Sevdiğimizin Kaynağı Sevdiğimiz Kişi Değil, Biziz

Peki merkezimiz içinde olursa nasıl hissederiz?

Bunun en açık cevaplarından biri, hislerimizin, düşüncelerimizin, hareketlerimizin, bize dair her şeyin kaynağının kendimiz olduğunu bilmek, hissetmek ve bu nedenle eyleme geçmekte de zorlanmamak.

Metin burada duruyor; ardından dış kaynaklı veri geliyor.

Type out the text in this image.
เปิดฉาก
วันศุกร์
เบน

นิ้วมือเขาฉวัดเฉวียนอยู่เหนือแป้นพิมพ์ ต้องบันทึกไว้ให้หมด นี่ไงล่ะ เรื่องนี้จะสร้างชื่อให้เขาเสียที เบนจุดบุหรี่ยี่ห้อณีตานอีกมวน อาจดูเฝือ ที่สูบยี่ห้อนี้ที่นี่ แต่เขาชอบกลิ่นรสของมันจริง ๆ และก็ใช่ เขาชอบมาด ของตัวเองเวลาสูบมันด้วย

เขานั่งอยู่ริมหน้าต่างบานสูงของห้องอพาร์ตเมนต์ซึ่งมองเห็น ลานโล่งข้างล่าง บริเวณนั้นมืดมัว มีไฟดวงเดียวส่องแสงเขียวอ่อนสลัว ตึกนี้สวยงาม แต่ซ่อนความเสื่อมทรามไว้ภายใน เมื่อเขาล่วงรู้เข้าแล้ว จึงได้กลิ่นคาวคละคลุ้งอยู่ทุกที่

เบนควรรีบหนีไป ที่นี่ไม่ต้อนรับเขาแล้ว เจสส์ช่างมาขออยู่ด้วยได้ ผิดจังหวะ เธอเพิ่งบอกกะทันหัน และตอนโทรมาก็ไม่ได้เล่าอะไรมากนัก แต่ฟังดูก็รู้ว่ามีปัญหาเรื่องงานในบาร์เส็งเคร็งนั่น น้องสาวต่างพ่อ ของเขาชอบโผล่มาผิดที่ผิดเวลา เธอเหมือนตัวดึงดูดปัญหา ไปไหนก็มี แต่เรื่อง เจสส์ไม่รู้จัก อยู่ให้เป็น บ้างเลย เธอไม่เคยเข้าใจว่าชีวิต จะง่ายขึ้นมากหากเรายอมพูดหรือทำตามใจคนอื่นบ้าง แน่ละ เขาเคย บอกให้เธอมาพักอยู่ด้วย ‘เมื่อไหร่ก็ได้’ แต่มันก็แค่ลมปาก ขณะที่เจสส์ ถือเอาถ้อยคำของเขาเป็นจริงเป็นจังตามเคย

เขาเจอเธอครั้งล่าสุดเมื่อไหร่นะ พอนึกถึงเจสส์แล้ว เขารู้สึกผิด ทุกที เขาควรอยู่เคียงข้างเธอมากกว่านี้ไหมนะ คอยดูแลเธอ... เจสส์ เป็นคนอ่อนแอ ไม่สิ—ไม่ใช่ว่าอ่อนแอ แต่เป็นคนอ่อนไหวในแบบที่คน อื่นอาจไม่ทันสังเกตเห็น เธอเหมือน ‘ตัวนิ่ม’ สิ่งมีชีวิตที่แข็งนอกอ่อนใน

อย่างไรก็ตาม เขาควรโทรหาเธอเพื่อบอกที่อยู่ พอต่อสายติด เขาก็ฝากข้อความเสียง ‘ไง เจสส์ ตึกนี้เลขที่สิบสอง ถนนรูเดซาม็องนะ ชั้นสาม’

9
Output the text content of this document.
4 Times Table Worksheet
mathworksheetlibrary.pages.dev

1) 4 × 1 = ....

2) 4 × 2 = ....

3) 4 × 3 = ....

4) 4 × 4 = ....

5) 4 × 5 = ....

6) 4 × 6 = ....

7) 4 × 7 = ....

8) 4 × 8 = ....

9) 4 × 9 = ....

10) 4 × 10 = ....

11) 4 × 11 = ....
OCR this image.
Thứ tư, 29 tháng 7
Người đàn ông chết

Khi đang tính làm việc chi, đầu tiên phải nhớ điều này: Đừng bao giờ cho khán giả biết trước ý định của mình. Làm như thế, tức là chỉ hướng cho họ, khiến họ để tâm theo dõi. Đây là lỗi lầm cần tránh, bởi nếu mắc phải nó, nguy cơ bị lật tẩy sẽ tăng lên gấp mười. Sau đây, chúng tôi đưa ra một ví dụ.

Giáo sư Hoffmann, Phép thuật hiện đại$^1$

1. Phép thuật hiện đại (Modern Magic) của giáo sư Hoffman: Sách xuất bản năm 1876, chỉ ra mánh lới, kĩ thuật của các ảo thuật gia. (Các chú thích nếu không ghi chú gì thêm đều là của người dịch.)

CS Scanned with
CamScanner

Diyelim ki bir insanı o veya bu şekilde sevdik, fakat sonra o kişinin sandığımız insan olmadığını anladık, hayal kırıklığı yaşadık o kişiyle ilgili. Özellikle ayrılmalarda çok yoğun acı çekebiliyor kişi, kendisinin bir parçası gitmiş gibi hissedebiliyor. Merkezimiz içimizde olursa, bir insanın sandığımız kişi olmadığını gördüğümüzde makul şekilde üzülürüz ancak benliğimiz yaralanmış gibi, kendimizden bir parça kopmuş gibi hissetmeyiz. Bir insanı çok güzel ve çok güçlü mü sevdiniz: Güzel. Bu güzel ve güçlü sevebilme kapasitesi bizde, hiçbir yere gitmedi.. O güzel ve güzel sevebilmenin kaynağı bizdik, o kişi değildi. ‘’Merkez meselesi ‘’kaynak’’ın biz olduğumuzu anlamakla, hissedebilmekle ilişkili. Nitekim burada anlatmaya çalıştığım şeyi İngilizcede ‘’self-agency’’(kendi kendimizin kaynağı olmak olarak geçiyor.) Ne kadar yetişkinsek o kadar kendi kendimizin kaynağı olabilme kapasitemizi güçlü duyuyor ve yaşıyoruz.

 

Sadece sevgi değil tabii, her tür hissimizin kaynağı da biziz. Nefret de, nefret edilen kişiden çok nefret edenle ilgili. O kaynağı, yani böyle güzel/güçlü sevebilme kapasitesini hiç kimse elimizden alamaz, ona kimse zarar veremez. Birini böyle güzel sevdiysek bir başkasını da böyle güzel ve güçlü sevebiliriz; o kişiyle birlikte gitmiş değil bu kapasite. Biz hiçbir şey kaybetmedik aslında ve kaybetmiyoruz böyle durumlarda, daha önce görmediğimiz bir şeyi gördük ve anladık sadece.

 

Hatırlarsanız daha önce yaratıcılığın sonsuz olduğunu, bir adet öykü yazıyorsak sayısız öykü de yazabileceğimizi, bu kaynağı kimsenin elimizden alamayacağını söylemiştim. Öykü gibi dış bir nesne değil de sevme gibi bir benlik eylemi için de geçerli aynı şey. Birini güzel ve güçlü sevebildiysek, işte bu da kimsenin elimizden alamayacağı ve asla zarar göremeyen tarafımızla yaptığımız bir şey.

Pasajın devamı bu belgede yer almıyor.